Sunday, October 29, 2023

Ten Days of Terror!: Darkman

Film: Darkman
Format: Streaming video from Tubi TV on Fire!

It’s hard not to love Darkman just a little bit. It’s such a completely bizarre collection of parts and performances that it’s almost inexplicable. This is very much a superhero movie that was made in the style of Tim Burton’s original Batman film. It has the same kind of energy, and at the same time, it’s hard not to see this as at least a partial influence on the later Batman films in the original quadrilogy. Darkman is Grand Guignol on a massive scale. It’s also a film that features Liam Neeson and Frances McDormand.

We’re going to start with Dr. Peyton Westlake (Liam Neeson), a scientist who is working on creating a new type of synthetic skin. He can’t get it to last more than 99 minutes, once it is exposed to light. At the same time, attorney girlfriend Julie Hastings (Frances McDormand) has discovered that local developer Louis Strack, Jr. (Colin Friels) has been bribing the zoning commission. She leaves the document indicting him at Peyton’s lab. Shortly thereafter, Peyton is visited by Robert Durant (Larry Drake), a mob boss, who is also implicated in the paperwork. In an effort to get it back, he kills Westlake’s assistant and blows up the lab, leaving Dr. Westlake horribly burned and scarred.

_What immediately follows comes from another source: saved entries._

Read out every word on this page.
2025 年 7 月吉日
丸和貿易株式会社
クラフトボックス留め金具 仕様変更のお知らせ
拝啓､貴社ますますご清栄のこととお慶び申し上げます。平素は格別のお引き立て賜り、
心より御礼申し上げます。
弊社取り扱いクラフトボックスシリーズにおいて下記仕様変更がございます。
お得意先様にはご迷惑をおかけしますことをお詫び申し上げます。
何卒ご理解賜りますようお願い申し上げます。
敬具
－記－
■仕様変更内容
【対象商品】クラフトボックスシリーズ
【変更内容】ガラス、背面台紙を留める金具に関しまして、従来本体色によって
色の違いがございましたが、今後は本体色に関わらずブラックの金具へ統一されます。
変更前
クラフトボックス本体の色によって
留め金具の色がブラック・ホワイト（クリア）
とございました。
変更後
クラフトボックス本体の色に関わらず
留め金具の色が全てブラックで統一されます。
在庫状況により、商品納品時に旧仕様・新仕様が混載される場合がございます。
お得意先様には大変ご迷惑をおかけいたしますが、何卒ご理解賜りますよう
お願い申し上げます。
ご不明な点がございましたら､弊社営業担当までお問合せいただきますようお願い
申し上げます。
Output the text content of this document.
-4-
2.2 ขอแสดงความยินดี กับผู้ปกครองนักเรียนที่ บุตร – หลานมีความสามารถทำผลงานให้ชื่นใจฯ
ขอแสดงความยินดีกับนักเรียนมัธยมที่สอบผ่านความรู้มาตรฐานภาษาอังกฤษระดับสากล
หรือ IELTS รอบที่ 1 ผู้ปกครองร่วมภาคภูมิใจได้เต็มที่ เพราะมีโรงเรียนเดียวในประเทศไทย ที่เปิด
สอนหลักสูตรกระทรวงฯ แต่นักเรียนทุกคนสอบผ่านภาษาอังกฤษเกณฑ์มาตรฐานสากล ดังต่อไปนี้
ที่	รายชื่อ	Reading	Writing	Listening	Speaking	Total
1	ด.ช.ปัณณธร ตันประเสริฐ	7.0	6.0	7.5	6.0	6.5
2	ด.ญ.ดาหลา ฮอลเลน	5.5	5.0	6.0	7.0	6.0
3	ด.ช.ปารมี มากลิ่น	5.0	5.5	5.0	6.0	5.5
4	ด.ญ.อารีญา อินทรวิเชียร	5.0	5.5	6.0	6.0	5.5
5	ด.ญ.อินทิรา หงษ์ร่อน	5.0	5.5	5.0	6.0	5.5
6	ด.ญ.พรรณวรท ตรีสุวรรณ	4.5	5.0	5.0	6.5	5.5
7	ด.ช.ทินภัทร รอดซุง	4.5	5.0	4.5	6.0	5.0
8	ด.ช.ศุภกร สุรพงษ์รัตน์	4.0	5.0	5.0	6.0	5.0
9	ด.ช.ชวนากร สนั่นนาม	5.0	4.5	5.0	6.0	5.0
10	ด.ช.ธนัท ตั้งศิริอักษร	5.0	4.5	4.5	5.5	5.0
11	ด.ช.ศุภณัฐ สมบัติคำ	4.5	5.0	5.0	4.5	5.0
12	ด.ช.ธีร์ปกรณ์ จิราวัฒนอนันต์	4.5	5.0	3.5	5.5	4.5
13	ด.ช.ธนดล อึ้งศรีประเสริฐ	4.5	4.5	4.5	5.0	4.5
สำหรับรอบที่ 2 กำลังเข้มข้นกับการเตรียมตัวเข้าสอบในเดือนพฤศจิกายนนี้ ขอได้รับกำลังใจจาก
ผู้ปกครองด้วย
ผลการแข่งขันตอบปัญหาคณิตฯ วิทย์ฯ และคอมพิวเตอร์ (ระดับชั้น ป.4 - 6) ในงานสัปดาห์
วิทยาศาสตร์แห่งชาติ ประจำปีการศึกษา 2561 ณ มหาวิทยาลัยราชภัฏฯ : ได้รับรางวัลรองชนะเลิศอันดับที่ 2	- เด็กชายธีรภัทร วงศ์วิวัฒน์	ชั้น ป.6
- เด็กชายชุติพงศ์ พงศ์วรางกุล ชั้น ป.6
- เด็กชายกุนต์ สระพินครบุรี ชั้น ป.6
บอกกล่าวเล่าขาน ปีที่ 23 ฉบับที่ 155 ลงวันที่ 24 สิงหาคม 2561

Westlake is discovered as a John Doe and taken to a hospital where, in an experimental treatment, essentially sever his nerves so that he no longer experiences pain. Because this is a superhero movie at its core, this gives Westlake super human strength at times because of overloads of adrenaline. Injuries no longer slow him down, but the lack of sensory input changes him mentally.

Once we have this origin story, the rest of this is going to be essentially a revenge story. Westlake rebuilds his lab in the rubble of his first lab and rebuilds his formula for artificial skin. This allows him to appear as other people for up to 99 minutes before the skin deteriorates. And so, with this basic ability, Westlake starts to dismantle what he can of Durant’s organization, stealing his money to continue his operation as well. He also comes out to Julie and tries to re-establish a relationship with her, but with the same 99 minutes at a time limitation. The wrench in this part of the story is that despite his shady dealings, Julie has become involved with Louis Strack.

Darkman is insanely over-the-top. Westlake gets aggressive at times and Durant plots to remove this sudden thorn from his side. In one of the more entertaining moments, Westlake impersonating Durant runs into the real Durant in a revolving door and hilarity ensues. This really is Grand Guignol in every sense. It’s grotesque and melodramatic and ridiculous, and it’s also a great deal of fun.

It's also a movie that wants to make a lot of reference to other films. There’s a great deal of The Phantom of the Opera in this in the character of Darkman himself. But there is also a sense of barely restrained camp in how the plot works and how the characters react to things. The weird science of the light-sensitive artificial skin just adds to this same sense. Liam Neeson plays Peyton Westlake/Darkman like the Phantom in large respect. He is melodramatic and florid, and were this made a couple of decades earlier, there would be clear comparisons to Dr. Phibes.

The reality of Darkman is that the logic of the movie doesn’t really survive any deep scrutiny. In that respect, it is very much like an old school comic book or comic book movie. The science is goofy, the medical procedure used to give Westlake his super powers is ridiculous, and his ability to withstand physical punishment goes far beyond the “he doesn’t feel pain” storyline. This is not a movie that should be carefully examined for plot holes because in a sense, it’s all plot holes of that type.

That said, there’s not a good reason to care. Darkman doesn’t want to be serious and doesn’t want to say anything real about the human condition. It wants to show ridiculous action and explosions and give people an excuse to cheer for a new superhero. It does all of that exactly as well as it needs to. Darkman is unsuccessful in a lot of serious ways, but it’s completely successful in every way it wants to succeed. And, how can you resist a ridiculous B-movie about a guy who doesn’t feel pain starring Liam Neeson and Frances McDormand?

Why to watch Darkman: It’s a perfect storm of everything.
Why not to watch: If you dig too deeply, you realize that it’s ridiculous.


  1. I have seen this film. It is silly as hell but it's entertaining as fuck. I enjoyed this especially the scene where Westlake's lab gets blown up and he flies into the air. I hope Sam Raimi does more of that and if he does do the next Doctor Strange. Bring some of that silliness as I was one of those that really liked Doctor Strange in the Multiverse of Madness as it felt more like a Raimi film than a Marvel film.

    1. Yeah, this is bombastic and crazy, and it's a lot of fun because of that. Early Raimi is a lot of fun.

      Also, I think he learned a lot of lessons on this that he used in the Spider-Man films.